The adhesive tape of the invention can be used with advantage in the fields of application as described in U.S. Pat. No. 2,750,315. These include, for example, bundling, packing, palletizing, use similarly to a tightening belt, etc. The feature common to said applications is the fixing of one or more articles to itself or themselves, to one another or to further objects.

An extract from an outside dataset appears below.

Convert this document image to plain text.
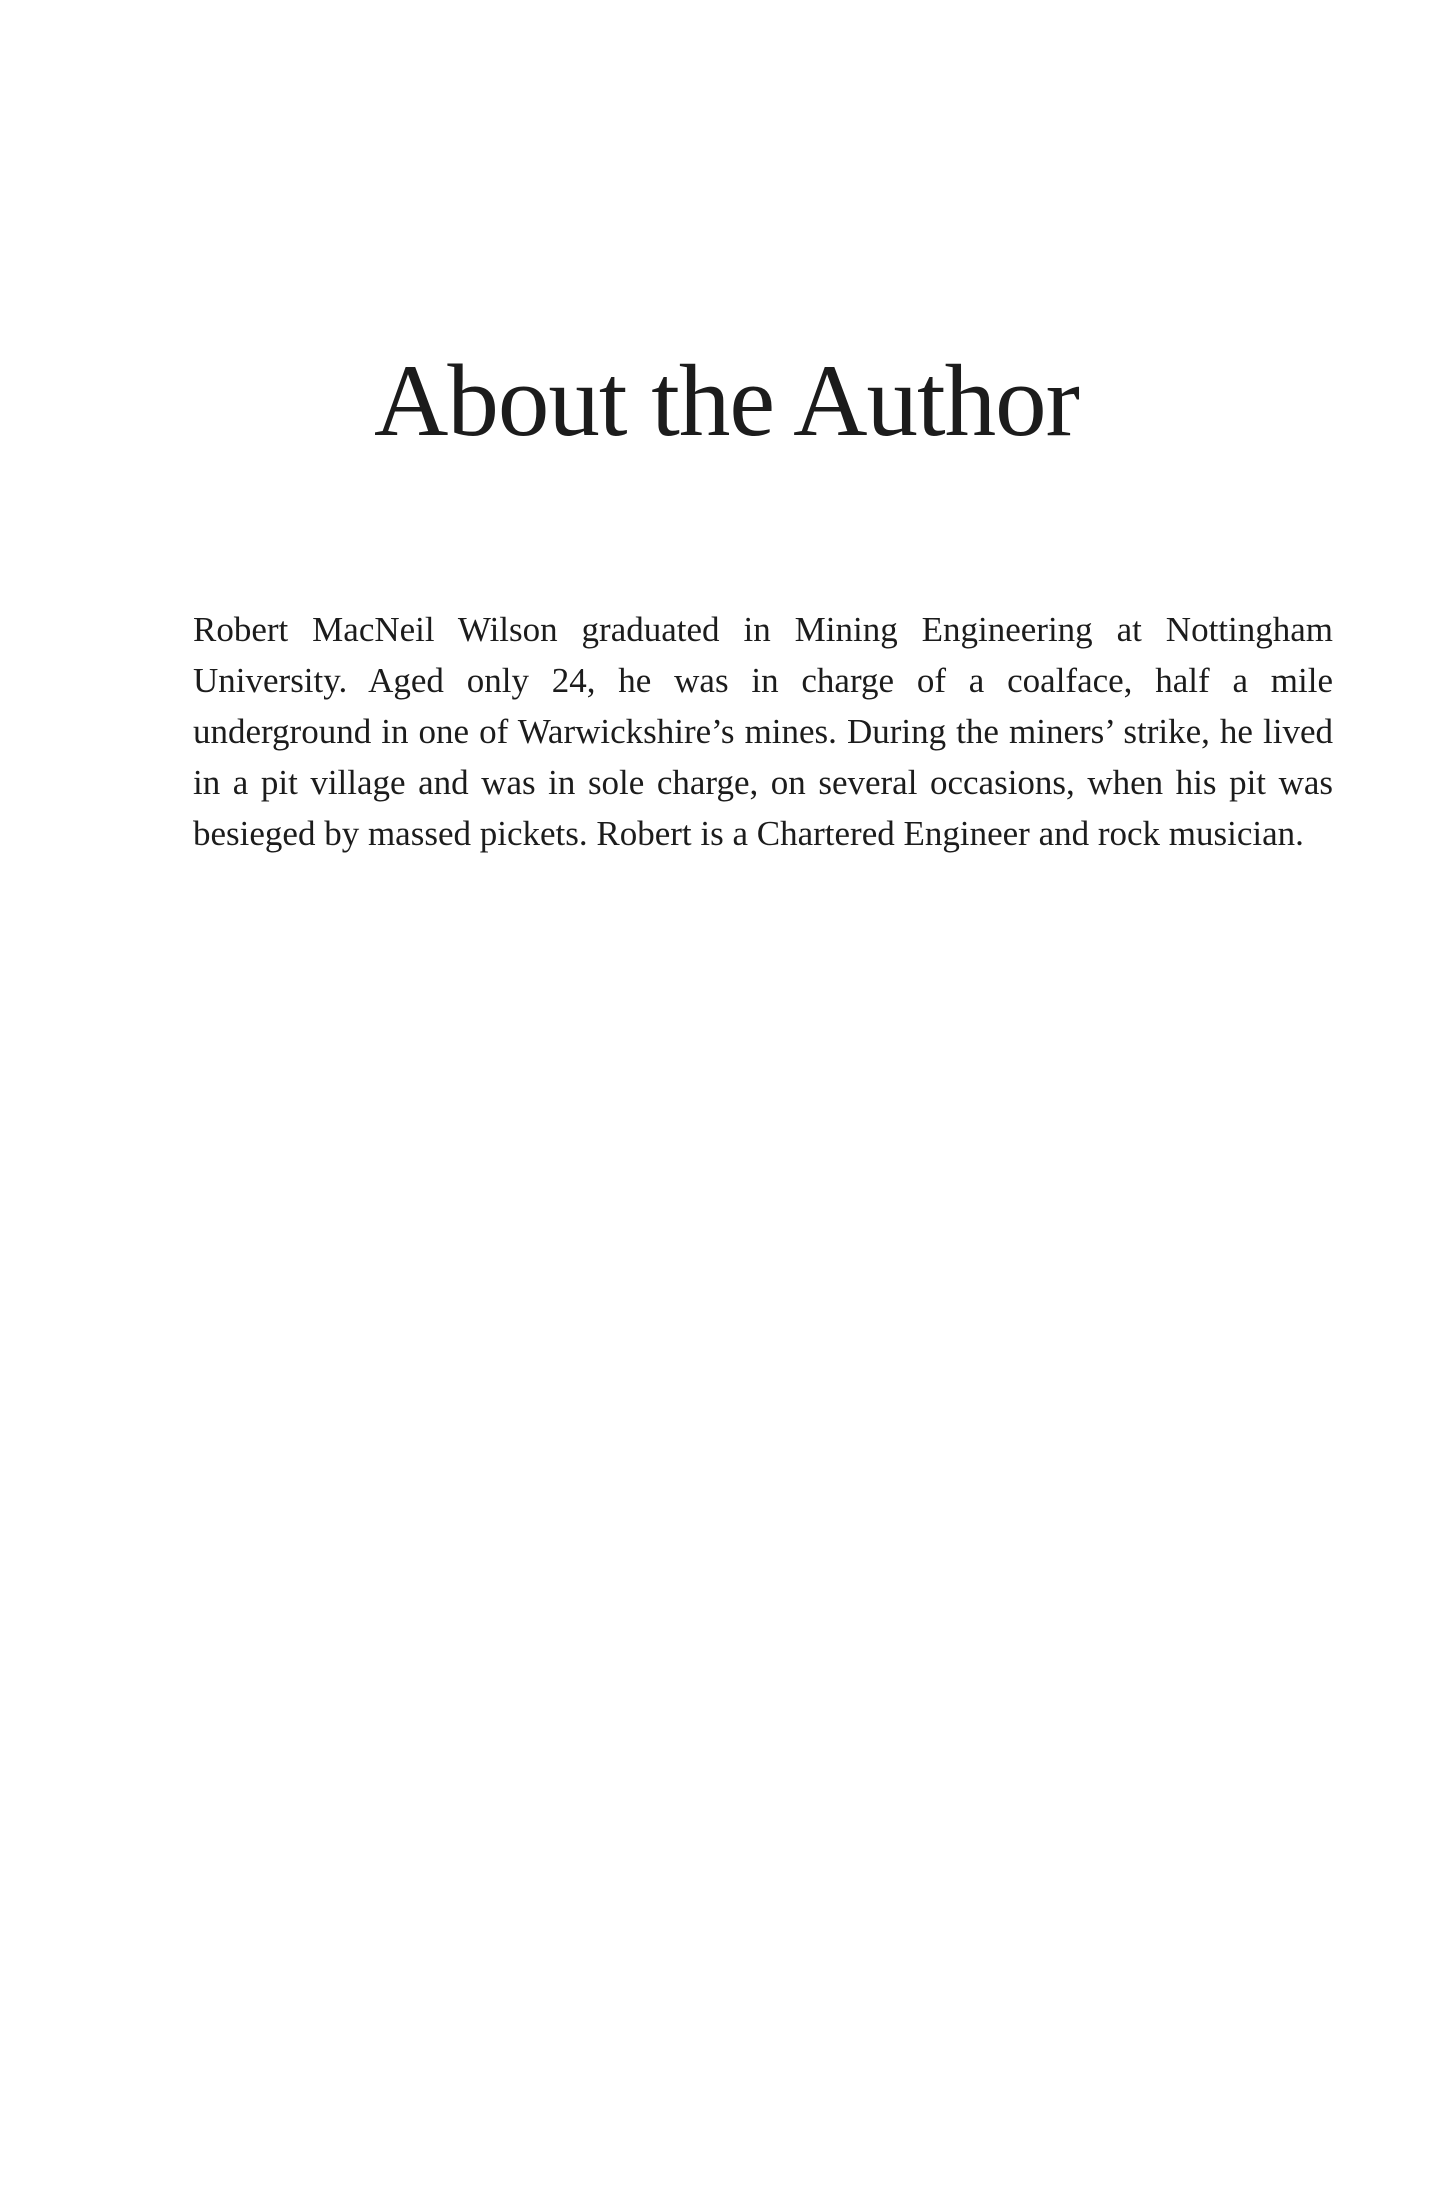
About the Author

Robert MacNeil Wilson graduated in Mining Engineering at Nottingham University. Aged only 24, he was in charge of a coalface, half a mile underground in one of Warwickshire’s mines. During the miners’ strike, he lived in a pit village and was in sole charge, on several occasions, when his pit was besieged by massed pickets. Robert is a Chartered Engineer and rock musician.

Besides the abovementioned applications the tape is outstandingly suitable for all functions requiring a reinforcing action of load-bearing elements in combination or, selectively, individually with resistance to inward tearing and to tear propagation. Materials which can be reinforced include, for example those such as paper, corrugated board or solid board, preferably at exposed positions such as grips, handles and cutouts. The tape can also be used as a constructional element in order, for example, to prevent relatively heavy packaging from becoming floppy. This produces advantages such as

• • the upgrading of packs for greater challenges
  • the reduction in the total amount of material used, as a result of deliberate strengthening of the zones of principal loading
  • an increase in the useful life of a pack.

The composite of polymer materials in which there are a multiplicity of film strips on one side of an auxiliary backing film, this composite being of the kind used as backing material for the adhesive tapes presented above, can also be employed very effectively on its own, in other words without the adhesives, as a covering or protecting film material, particularly in any applications where the film is exposed to heightened mechanical stresses and therefore runs the risk of tearing easily. In this situation the prior-art films either exhibit the described tear propagation tendency or require the efforts described at the outset in order to achieve tear resistant or tear propagation resistant films. The aforementioned film here as well allows the offering of a tear resistant film, without displaying the disadvantages of the prior art.

Claims

1. Adhesive tape comprising a backing of a polymer material, and an adhesive, wherein the backing material is composed of a multiplicity of strips which are oriented in machine direction and aligned in machine direction, the multiplicity of strips being fixed to an auxiliary backing film.

2. Adhesive tape according to claim 1, wherein the strips are joined to the auxiliary backing film by extrusion.

3. Adhesive tape according to claim 1, wherein the auxiliary backing film is provided on the side of the strips facing away from the adhesive.

4. Adhesive tape according to claim 1, wherein the adhesive is a pressure-sensitive adhesive.

5. A method for bundling, packing or palletizing which comprises bundling, packing or palletizing with the adhesive tape of claim 1.

6. A method of reinforcing paper, corrugated board or solid board, which comprises reinforcing said paper, corrugated board or solid board with the adhesive tape of claim 1.

7. The method of claim 6, where said reinforcing is at grips, handles or cutouts in or on said paper, corrugated board or solid board.